The Newly Discovered Diaries of Doctor Kristal



CONVERSATION: ED GORMAN & RUSSELL JAMES

EG:      Tell us about your current novel.
RJ:       It’s a breakaway from the noir crime stories for which I’m known – and it has by far the longest title! The Newly Discovered Diaries of Doctor Kristal (subtitled: whose Strange Obsessions caused him to Murder some annoying patients) is a wry psychological crime story set in 1963 through 64, told in diary form by a 35 year old virgin for whom sex – or rather, his 35 years without – sets him off on a line of murders.
            This is my first crime novel for five years or so – not that I’ve been idle: in the interim I’ve produced two historical novels, a present-day and (would you believe?) four biographical picture books including, as you may remember, Great British Fictional Detectives.
EG:      Can you say a little more about what you're working on now?
RJ:       Well, among the curious doctor’s patients is attractive young Jane Quinney, grateful for some help he gave before but now saddled with an unwanted pregnancy.  (This is 1963, remember.)  Then there’s beautiful Eleanor Rouse, unhappily married to a sexually voracious and overweening actor more than a decade older than her.  But it’s another woman, facing an altogether more unpleasant dilemma, who causes the doctor the greatest trouble of all.  Plus there are two other doctors in the town, and they have plans for Doctor Kristal.  So in a tumultuous year which sees the Profumo affair and the assassination of President Kennedy Doctor Kristal’s provincial life is all set to spiral out of control.
EG:      What is the greatest pleasure of a writing career?
RJ:       Other writers!  I shouldn’t say it but I like meeting and talking with other writers more than I do with readers.  At least they don’t ask me, “Where do you get your ideas?”  In truth though, the greatest pleasure for every writer must lie in finishing a book – that short period when you’re happy with it and think it the greatest thing you’ve ever written and the one that is finally going to make your name.  The moment before reality sets in.

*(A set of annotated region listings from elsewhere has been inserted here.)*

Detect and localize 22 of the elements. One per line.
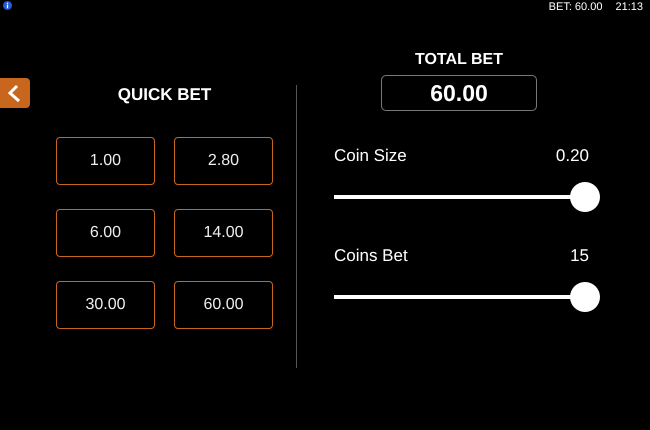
back-icon <box>7 83 23 103</box>
bet-option-button[interactable]: 6.00 <box>56 209 155 257</box>
back-button[interactable] <box>0 78 30 108</box>
slider-value: 0.20 <box>556 146 589 166</box>
slider-label: Coin Size <box>334 146 407 166</box>
bet-option-button[interactable]: 1.00 <box>56 137 155 185</box>
slider[interactable] <box>334 182 600 212</box>
slider[interactable] <box>334 282 600 312</box>
slider-value: 15 <box>570 246 589 266</box>
section-title: QUICK BET <box>116 85 212 105</box>
bet-option-button[interactable]: 14.00 <box>174 209 273 257</box>
bet-option-button[interactable]: 60.00 <box>174 281 273 329</box>
slider-thumb[interactable] <box>570 182 600 212</box>
clock-time: 21:13 <box>615 1 643 13</box>
bet-option-button[interactable]: 2.80 <box>174 137 273 185</box>
bet-amount: BET: 60.00 <box>548 1 602 13</box>
info-icon[interactable] <box>3 0 12 10</box>
total-bet-display: 60.00 <box>381 75 537 111</box>
slider-thumb[interactable] <box>570 282 600 312</box>
slider-label: Coins Bet <box>334 246 408 266</box>
section-title: TOTAL BET <box>414 50 504 70</box>
bet-option-button[interactable]: 30.00 <box>56 281 155 329</box>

EG:      What is the greatest DISpleasure?
RJ:       Apart from that moment when reality sets in?  The hardest time is when your latest is not immediately snapped up by a publisher overwhelmed by how great it is and desperate to tie you in before other publishers make a bigger offer.  Or maybe it’s when, for whatever reason, the latest doesn’t get the usual number of reviews.  I don’t know why it is but some books just seem to slip through the net and – you know? – being ignored is worse than being criticised.  You ask, “Why did I bother?” and there’s no answer to that.
EG:      If you have one piece of advice for the publishing world, what is it?
RJ:       As if they’d listen to me!  But I guess they should realize that the challenge today isn’t whether ebooks will replace print ones but how the two should live together.  The market has been expanded!  Increasingly it’ll be ebooks for an immediate read (cheaper, faster – like paperbacks back in the Thirties) and well-made print books to be cherished and kept.
EG:      Are there two or three forgotten mystery writers you’d like to see in print again?
RJ:       The truth is they’re all coming back – thanks partly to ebooks and partly to some of the smaller go-ahead new publishers – but it’s probably forgotten books rather than writers that I like to read again.  A E W Mason’s At The Villa Rose, for example, was a great book but the follow-up Hanaud books kind of fell away.  That often happens with series; the story has been told in the first book and after that it’s just more of the same.  How many times do you want to meet the blind detective (Carrados) or The Old Man in the Corner, or Lady Molly of Scotland Yard?  They’re amusing once but . . .
EG:      Tell us about selling your first novel. Most writers never forget that moment.
RJ:       No writer could forget it.  If they say they did, they’re lying.  Anyway, my true first novel wasn’t accepted, and while it went the rounds gathering encouraging refusals (is that an oxymoron?) I wrote another, sent it to Gollancz, and had it accepted within three weeks!  They said it would come out in their famous yellow and black livery, and I was taken out to lunch by my young and attractive editor (still a great editor, by the way) and we ate outdoors in a little place off Haymarket in London’s West End, and the sun shone, and she said I should join the Crime Writers Association, and I said, “Would they have me?” and she said, “Of course they will. You’re a crime writer now,” and that, Ed, was as good as it gets for any writer anywhere, any time.  You never forget a day like that.